Learning how to read a natal chart is the base line of astrology and I’m working on how to do it for myself. It’s not easy. Many symbols to learn, planets, houses, signs, aspects. Also, for understanding it in a way that makes sense to me, I’m still pursuing the nature of archetypes. That requires a lot of refreshing from my Jungian salad days. Still not sure it will be worth it in the end, but I’m committed to giving it a fair look. I had a similar fascination for a time with psychometrics like the MMPI, the Big Five, Meyers-Briggs, Eneagram, and career choosing tests. Fiddling with the dials of the self, trying to tune in, see inside. All part of the journey of self-discovery. I’ve learned something from each of them, but I found the psychometric approach judgemental in its attempt to sort the normal from the abnormal.
The evolutionary and psychological astrologists have the most potential for utility and explicitly eschew judgement. In the older, predictive style of astrology, still common, there are, for example, malefic and benefic planets, aspects, even charts. Malefic = bad and benefic = good. Mars and Saturn, malefic. Jupiter and Venus, benefic, for example. These two schools see instead psychic forces, archetypal influences that can create, say, energy for transformation in the case of Mars and Saturn. Or, misapplied, the beneficial aspects Jupiter and Venus can impede personal growth.
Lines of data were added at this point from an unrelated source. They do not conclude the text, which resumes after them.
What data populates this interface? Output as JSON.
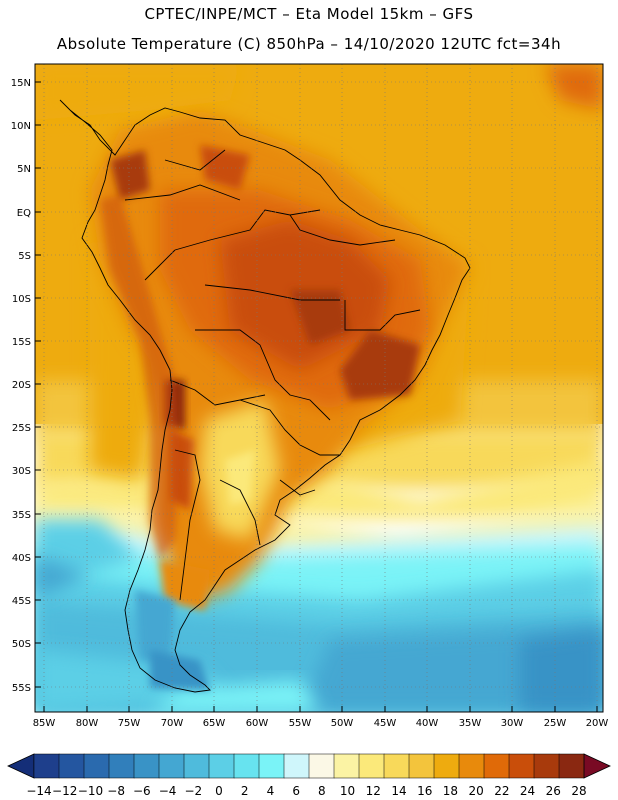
{
  "header": {
    "line1": "CPTEC/INPE/MCT –   Eta Model 15km – GFS",
    "line2": "Absolute Temperature (C) 850hPa – 14/10/2020 12UTC fct=34h"
  },
  "map": {
    "latitude_labels": [
      "15N",
      "10N",
      "5N",
      "EQ",
      "5S",
      "10S",
      "15S",
      "20S",
      "25S",
      "30S",
      "35S",
      "40S",
      "45S",
      "50S",
      "55S"
    ],
    "longitude_labels": [
      "85W",
      "80W",
      "75W",
      "70W",
      "65W",
      "60W",
      "55W",
      "50W",
      "45W",
      "40W",
      "35W",
      "30W",
      "25W",
      "20W"
    ]
  },
  "colorbar": {
    "labels": [
      "-14",
      "-12",
      "-10",
      "-8",
      "-6",
      "-4",
      "-2",
      "0",
      "2",
      "4",
      "6",
      "8",
      "10",
      "12",
      "14",
      "16",
      "18",
      "20",
      "22",
      "24",
      "26",
      "28"
    ],
    "colors": [
      "#1e3f8c",
      "#2456a0",
      "#2a6aae",
      "#317fbb",
      "#3993c6",
      "#44a7d2",
      "#4fbbdc",
      "#5ccfe6",
      "#67e3ef",
      "#7af3f7",
      "#cff6fb",
      "#fbf8e6",
      "#fbf3a4",
      "#fbe97a",
      "#f8d95a",
      "#f3c43c",
      "#eeab0f",
      "#e88a0c",
      "#e06a08",
      "#c94e0a",
      "#a83a0c",
      "#8a2811"
    ],
    "under_color": "#142e78",
    "over_color": "#790a24"
  }
}
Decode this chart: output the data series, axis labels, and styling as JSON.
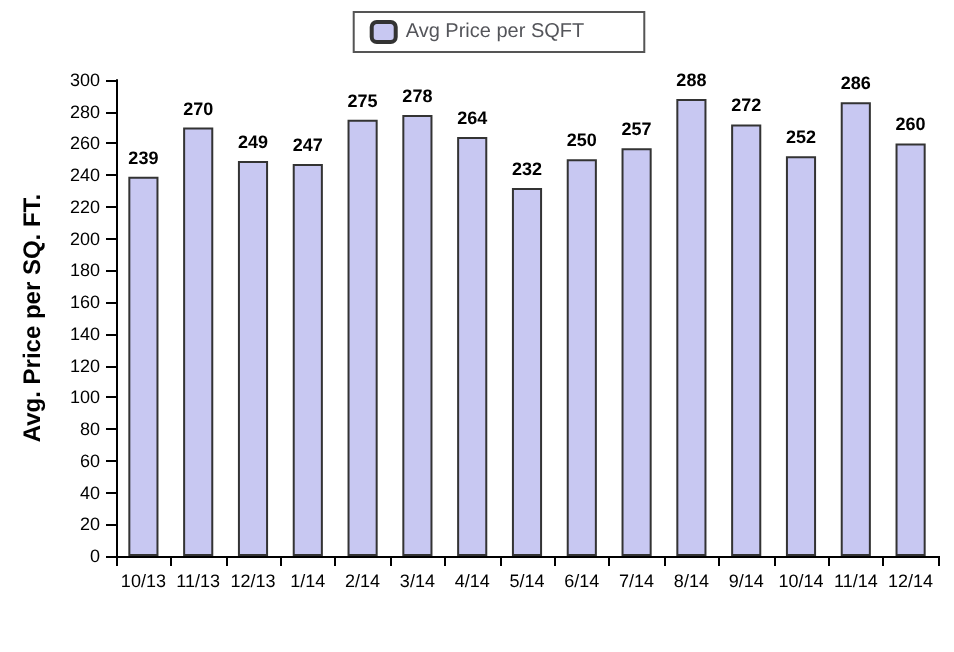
{
  "chart_data": {
    "type": "bar",
    "ylabel": "Avg. Price per SQ. FT.",
    "categories": [
      "10/13",
      "11/13",
      "12/13",
      "1/14",
      "2/14",
      "3/14",
      "4/14",
      "5/14",
      "6/14",
      "7/14",
      "8/14",
      "9/14",
      "10/14",
      "11/14",
      "12/14"
    ],
    "series": [
      {
        "name": "Avg Price per SQFT",
        "color": "#c8c8f2",
        "values": [
          239,
          270,
          249,
          247,
          275,
          278,
          264,
          232,
          250,
          257,
          288,
          272,
          252,
          286,
          260
        ]
      }
    ],
    "ylim": [
      0,
      300
    ],
    "yticks": [
      0,
      20,
      40,
      60,
      80,
      100,
      120,
      140,
      160,
      180,
      200,
      220,
      240,
      260,
      280,
      300
    ],
    "data_labels": true,
    "legend": "top",
    "grid": false
  }
}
In the later days of my interest in psychometrics there was a similar change from seeing certain personality characteristics as bad or good, especially those characterized as abnormal. Two instances from my own testing. I spiked both the 4 and 5 scales* of the MMPI when tested in the mid-1970’s in seminary. In the original uses of the MMPI these two scales supposedly determined whether you were a psychopath, 4, or a homosexual, 5. The new (then) understanding became: 4 spike = non-conforming, rebellious, angry, creative, family problems, impulsive and 5 spike = lacks traditional masculine interests. This testing was also done while I was still drinking and some of those 4 scale attributes reinforced my addiction. Though I may have lacked masculine interests (not quite sure what that means), I did have one clear masculine interest. Women.
I suppose you could frame this like Tarnas frames the major problem of our time: an ensouled primal universe and a disenchanted enlightenment universe in conflict, needing, very much needing a synthesis. On my mind all the time these days. Imagining ways through this conflict, ways to reconcile, to use the tension as a creative force for a new metaphysics. Reimagining. Reconstructing. Reenchanting.
*Scale 4 (AKA the Psychopathic Deviate Scale) Measures a person’s need for control or their rebellion against control. Scale 5 (AKA the Femininity/Masculinity Scale) Measures a stereotype of a person and how they compare. For men it would be the Marlboro man, for women it would be June Cleaver or Donna Reed.